Ed Baile, a music supervisor for Small Axe, said the music of Lovers Rock had a specific aim: to “make people who are in the garden go into the living room.” The partygoers’ eyes widen when they hear the opening notes of “Kung Fu Fighting,” they pound on the walls when the alarm sounds at the beginning of the “Kunta Kinte Dub.” Without the physical context, without movement, there is only what music is supposed to do, and for each of us, at any given time, that can mean a very different thing.   

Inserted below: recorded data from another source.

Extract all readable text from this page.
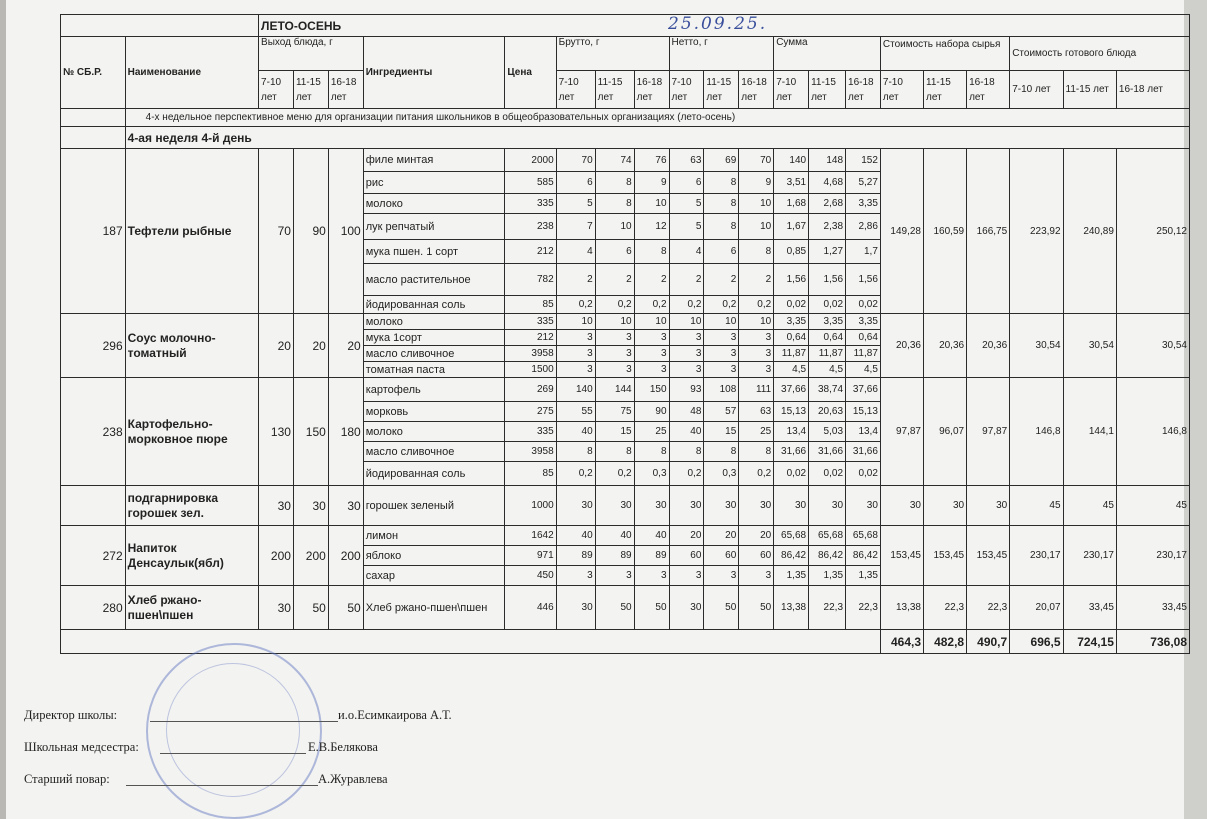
		ЛЕТО-ОСЕНЬ																			
№ СБ.Р.	Наименование	Выход блюда, г			Ингредиенты	Цена	Брутто, г			Нетто, г			Сумма			Стоимость набора сырья			Стоимость готового блюда		
		7-10 лет	11-15 лет	16-18 лет			7-10 лет	11-15 лет	16-18 лет	7-10 лет	11-15 лет	16-18 лет	7-10 лет	11-15 лет	16-18 лет	7-10 лет	11-15 лет	16-18 лет	7-10 лет	11-15 лет	16-18 лет
	4-х недельное перспективное меню для организации питания школьников в общеобразовательных организациях (лето-осень)																				
	4-ая неделя 4-й день																				
187	Тефтели рыбные	70	90	100	филе минтая	2000	70	74	76	63	69	70	140	148	152	149,28	160,59	166,75	223,92	240,89	250,12
					рис	585	6	8	9	6	8	9	3,51	4,68	5,27						
					молоко	335	5	8	10	5	8	10	1,68	2,68	3,35						
					лук репчатый	238	7	10	12	5	8	10	1,67	2,38	2,86						
					мука пшен. 1 сорт	212	4	6	8	4	6	8	0,85	1,27	1,7						
					масло растительное	782	2	2	2	2	2	2	1,56	1,56	1,56						
					йодированная соль	85	0,2	0,2	0,2	0,2	0,2	0,2	0,02	0,02	0,02						
296	Соус молочно-томатный	20	20	20	молоко	335	10	10	10	10	10	10	3,35	3,35	3,35	20,36	20,36	20,36	30,54	30,54	30,54
					мука 1сорт	212	3	3	3	3	3	3	0,64	0,64	0,64						
					масло сливочное	3958	3	3	3	3	3	3	11,87	11,87	11,87						
					томатная паста	1500	3	3	3	3	3	3	4,5	4,5	4,5						
238	Картофельно-морковное пюре	130	150	180	картофель	269	140	144	150	93	108	111	37,66	38,74	37,66	97,87	96,07	97,87	146,8	144,1	146,8
					морковь	275	55	75	90	48	57	63	15,13	20,63	15,13						
					молоко	335	40	15	25	40	15	25	13,4	5,03	13,4						
					масло сливочное	3958	8	8	8	8	8	8	31,66	31,66	31,66						
					йодированная соль	85	0,2	0,2	0,3	0,2	0,3	0,2	0,02	0,02	0,02						
	подгарнировка горошек зел.	30	30	30	горошек зеленый	1000	30	30	30	30	30	30	30	30	30	30	30	30	45	45	45
272	Напиток Денсаулык(ябл)	200	200	200	лимон	1642	40	40	40	20	20	20	65,68	65,68	65,68	153,45	153,45	153,45	230,17	230,17	230,17
					яблоко	971	89	89	89	60	60	60	86,42	86,42	86,42						
					сахар	450	3	3	3	3	3	3	1,35	1,35	1,35						
280	Хлеб ржано-пшен\пшен	30	50	50	Хлеб ржано-пшен\пшен	446	30	50	50	30	50	50	13,38	22,3	22,3	13,38	22,3	22,3	20,07	33,45	33,45
																464,3	482,8	490,7	696,5	724,15	736,08
25.09.25.
Директор школы:	и.о.Есимкаирова А.Т.
Школьная медсестра:	Е.В.Белякова
Старший повар:	А.Журавлева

To wit, the actual song of the year, for me, was one that sparked a vital realization: The greatest gospel songs are simple love songs, and the most honest ones articulate faith as marching deliberately forward, into total darkness. “How Great Thou Art” by the Sensational Saints is an audacious song and it is an old one. It’s the standard hymn sung to the tune of Bill Withers’s “Ain’t No Sunshine,” which sours the penitently joyous tone of it, laying bare the struggle. What could be a greater act of bravery, of sacrifice, than loving fully, unreservedly, when the sole promise of doing so is experiencing the same joy and misery life dispenses at random? As the story goes, on Discogs, the group was plucked from a pool room, a clothing store, and a literal shop window. The lead singer’s voice searches for meaning in the suffering, or rather, seems to lose and find it constantly. It swells and quakes and splits when he screeches “lemme tell ya how GRAY-eat” as the song winds down, with massive bitterness and relief. I wanted what he’d found, I was grateful that I’d discovered this arrangement.